A documentary about the life of a gay coal miner in rural Shanxi province in China will premiere next week in Beijing.
Comrade Yue is ‘an intimate and artistic portrait’ of debut filmmaker Yue Jianbo, who attended a queer film training workshop in March 2012. His idea was one of two chosen to be made into a full-length documentary.
Initially Yue did not plan to be the subject of the movie, but he couldn’t persuade other gay coal miners he knew to appear on camera.
‘There are a lot of gay coal miners around,’ said the filmmaker in an interview with Time Out Shanghai. ‘We should not discriminate against them just because that they are considered lowly.’

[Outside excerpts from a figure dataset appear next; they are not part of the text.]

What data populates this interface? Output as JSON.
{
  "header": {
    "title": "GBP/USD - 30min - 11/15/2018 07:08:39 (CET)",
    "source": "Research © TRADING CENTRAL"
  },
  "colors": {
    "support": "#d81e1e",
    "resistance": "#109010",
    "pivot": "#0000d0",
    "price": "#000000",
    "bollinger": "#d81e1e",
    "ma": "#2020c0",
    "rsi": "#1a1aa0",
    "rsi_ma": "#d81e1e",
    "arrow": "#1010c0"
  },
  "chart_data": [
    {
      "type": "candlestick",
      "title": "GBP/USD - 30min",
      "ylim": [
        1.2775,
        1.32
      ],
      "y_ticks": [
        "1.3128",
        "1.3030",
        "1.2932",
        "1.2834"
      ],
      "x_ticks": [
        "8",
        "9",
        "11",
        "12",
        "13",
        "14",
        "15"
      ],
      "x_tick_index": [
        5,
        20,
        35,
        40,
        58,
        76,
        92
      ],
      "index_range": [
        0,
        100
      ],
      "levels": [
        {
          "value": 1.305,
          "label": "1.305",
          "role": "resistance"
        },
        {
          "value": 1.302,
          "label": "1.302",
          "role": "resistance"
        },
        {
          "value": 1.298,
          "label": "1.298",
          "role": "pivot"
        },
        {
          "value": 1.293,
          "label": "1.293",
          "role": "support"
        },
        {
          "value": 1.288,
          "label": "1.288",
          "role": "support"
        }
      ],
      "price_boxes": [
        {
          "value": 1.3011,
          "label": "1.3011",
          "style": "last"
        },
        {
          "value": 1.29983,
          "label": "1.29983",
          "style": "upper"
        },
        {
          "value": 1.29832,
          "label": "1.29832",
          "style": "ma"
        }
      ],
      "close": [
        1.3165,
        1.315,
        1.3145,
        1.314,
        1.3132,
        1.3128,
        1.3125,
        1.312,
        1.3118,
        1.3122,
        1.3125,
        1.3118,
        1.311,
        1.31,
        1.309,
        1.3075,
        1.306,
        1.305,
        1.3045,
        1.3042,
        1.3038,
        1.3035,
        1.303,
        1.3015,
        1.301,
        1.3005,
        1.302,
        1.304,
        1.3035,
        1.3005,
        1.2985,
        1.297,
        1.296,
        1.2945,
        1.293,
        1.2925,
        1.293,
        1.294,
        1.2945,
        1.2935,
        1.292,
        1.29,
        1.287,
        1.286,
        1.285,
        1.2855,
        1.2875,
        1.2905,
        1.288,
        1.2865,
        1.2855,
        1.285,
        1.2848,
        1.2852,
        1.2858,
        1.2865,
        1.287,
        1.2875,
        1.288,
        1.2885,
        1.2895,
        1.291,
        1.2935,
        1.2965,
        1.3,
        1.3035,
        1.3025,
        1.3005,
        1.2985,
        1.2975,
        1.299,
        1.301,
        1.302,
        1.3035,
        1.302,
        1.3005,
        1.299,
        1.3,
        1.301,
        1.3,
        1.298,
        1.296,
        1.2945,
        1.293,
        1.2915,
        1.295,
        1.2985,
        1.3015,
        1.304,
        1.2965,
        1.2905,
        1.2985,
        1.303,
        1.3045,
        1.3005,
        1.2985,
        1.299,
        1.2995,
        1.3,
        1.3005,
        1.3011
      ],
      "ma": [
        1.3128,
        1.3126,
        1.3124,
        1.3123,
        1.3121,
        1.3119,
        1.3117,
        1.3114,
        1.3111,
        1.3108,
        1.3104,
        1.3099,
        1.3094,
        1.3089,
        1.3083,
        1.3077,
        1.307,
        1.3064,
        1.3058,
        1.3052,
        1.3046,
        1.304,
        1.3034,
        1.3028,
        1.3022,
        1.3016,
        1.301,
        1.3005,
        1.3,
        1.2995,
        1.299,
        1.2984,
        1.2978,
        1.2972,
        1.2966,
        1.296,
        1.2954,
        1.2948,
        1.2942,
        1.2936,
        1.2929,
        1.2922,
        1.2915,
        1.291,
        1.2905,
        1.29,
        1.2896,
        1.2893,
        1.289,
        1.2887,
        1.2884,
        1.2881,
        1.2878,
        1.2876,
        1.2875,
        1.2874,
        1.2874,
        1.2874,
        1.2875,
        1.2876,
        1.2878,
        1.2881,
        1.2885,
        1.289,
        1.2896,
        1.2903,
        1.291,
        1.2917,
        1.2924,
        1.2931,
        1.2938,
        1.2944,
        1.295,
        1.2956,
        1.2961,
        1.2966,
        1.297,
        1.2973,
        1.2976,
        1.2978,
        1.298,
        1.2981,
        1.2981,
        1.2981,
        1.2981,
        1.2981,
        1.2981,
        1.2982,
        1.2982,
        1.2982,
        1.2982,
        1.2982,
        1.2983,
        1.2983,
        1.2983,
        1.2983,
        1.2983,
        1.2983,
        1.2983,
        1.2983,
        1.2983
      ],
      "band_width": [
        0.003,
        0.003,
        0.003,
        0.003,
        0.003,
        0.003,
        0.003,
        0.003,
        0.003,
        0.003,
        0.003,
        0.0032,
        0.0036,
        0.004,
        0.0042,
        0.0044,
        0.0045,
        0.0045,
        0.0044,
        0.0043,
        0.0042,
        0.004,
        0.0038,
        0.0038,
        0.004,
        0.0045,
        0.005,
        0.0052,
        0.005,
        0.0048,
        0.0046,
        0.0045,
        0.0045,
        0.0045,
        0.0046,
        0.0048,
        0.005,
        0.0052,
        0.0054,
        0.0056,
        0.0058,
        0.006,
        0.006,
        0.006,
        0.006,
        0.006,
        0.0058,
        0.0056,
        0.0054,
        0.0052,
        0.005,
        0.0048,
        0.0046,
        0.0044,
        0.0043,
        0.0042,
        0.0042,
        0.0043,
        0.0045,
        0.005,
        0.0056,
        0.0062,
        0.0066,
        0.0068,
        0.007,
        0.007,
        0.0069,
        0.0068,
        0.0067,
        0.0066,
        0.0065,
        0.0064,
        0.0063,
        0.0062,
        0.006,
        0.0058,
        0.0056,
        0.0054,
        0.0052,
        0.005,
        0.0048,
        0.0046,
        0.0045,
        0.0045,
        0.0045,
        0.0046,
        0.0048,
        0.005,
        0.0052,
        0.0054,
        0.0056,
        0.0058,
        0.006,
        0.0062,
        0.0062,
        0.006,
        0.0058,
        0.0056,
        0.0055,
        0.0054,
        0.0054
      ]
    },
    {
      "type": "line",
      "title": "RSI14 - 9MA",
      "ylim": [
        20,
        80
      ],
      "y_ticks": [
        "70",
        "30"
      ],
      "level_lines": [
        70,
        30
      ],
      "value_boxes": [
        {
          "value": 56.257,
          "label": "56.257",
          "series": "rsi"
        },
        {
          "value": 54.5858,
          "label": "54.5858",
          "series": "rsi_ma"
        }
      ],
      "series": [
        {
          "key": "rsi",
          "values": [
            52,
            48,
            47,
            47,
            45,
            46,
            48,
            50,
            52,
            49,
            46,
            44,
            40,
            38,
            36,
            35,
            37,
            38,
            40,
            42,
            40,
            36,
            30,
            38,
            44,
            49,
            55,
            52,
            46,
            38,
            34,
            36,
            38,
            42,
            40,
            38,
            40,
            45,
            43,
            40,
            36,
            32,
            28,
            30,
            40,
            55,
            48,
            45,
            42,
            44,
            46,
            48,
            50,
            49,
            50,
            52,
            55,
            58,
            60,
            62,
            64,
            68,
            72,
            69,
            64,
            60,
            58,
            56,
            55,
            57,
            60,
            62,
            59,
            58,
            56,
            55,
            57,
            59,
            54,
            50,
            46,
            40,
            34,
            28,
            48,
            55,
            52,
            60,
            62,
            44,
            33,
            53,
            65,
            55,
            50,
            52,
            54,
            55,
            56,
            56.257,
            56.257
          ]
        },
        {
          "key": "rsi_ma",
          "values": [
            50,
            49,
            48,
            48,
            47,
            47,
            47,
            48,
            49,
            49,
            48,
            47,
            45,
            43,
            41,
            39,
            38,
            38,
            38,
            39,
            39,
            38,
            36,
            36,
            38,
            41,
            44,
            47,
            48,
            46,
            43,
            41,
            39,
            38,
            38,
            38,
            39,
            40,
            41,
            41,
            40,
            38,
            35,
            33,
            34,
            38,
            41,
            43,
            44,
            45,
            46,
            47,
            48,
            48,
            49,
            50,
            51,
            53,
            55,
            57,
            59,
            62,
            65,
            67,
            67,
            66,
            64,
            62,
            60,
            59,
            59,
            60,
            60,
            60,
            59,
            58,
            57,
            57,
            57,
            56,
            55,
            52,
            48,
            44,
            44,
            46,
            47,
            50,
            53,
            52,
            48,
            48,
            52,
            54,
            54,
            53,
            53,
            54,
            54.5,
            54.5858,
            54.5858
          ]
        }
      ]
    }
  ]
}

The documentary explores how Yue’s hobbies, marathon running and playing rock music, gradually led to him to discover his sexuality. He divorced his wife of six years and came out to her and his family.
‘I would like to show the people who watch my film that being happy has nothing to do with your occupation and sexual orientation,’ said Yue to Time Out Shanghai. ‘Being a gay coal miner can be a very happy life, regardless of the stigma attached.’
The trailer for Comrade Yue is on the Queer Comrades website and the film with be premiered at a screening Beijing on 22 June.
The other film chosen to be made at last year’s queer film training was about trans men. Brothers by Yao Yao was premiered last month at the launch of a campaign to increase trans visibility in China.
Veteran Chinese LGBT filmmaker Fan Popo, who supervised both films, said he is very proud of Yue and Yao Yao.
‘Both of the topics are invisible in China,’ he said. ‘It’s very important for us to see them. They are not easy to do, but Yao Yao and Yue Jianbo are just the right people to make it happen.’
At Queer Comrades film training workshop this year organizers chose two more documentaries to be made.
‘One is about transgender sex workers in Dongbei [northeast China], one is about the "travel queeries" of a lesbian filmmaker – traveling through China, she meets up with local LGBT people, and films a documentary about her encounters,’ said Queer Comrade’s Stijn Deklerck.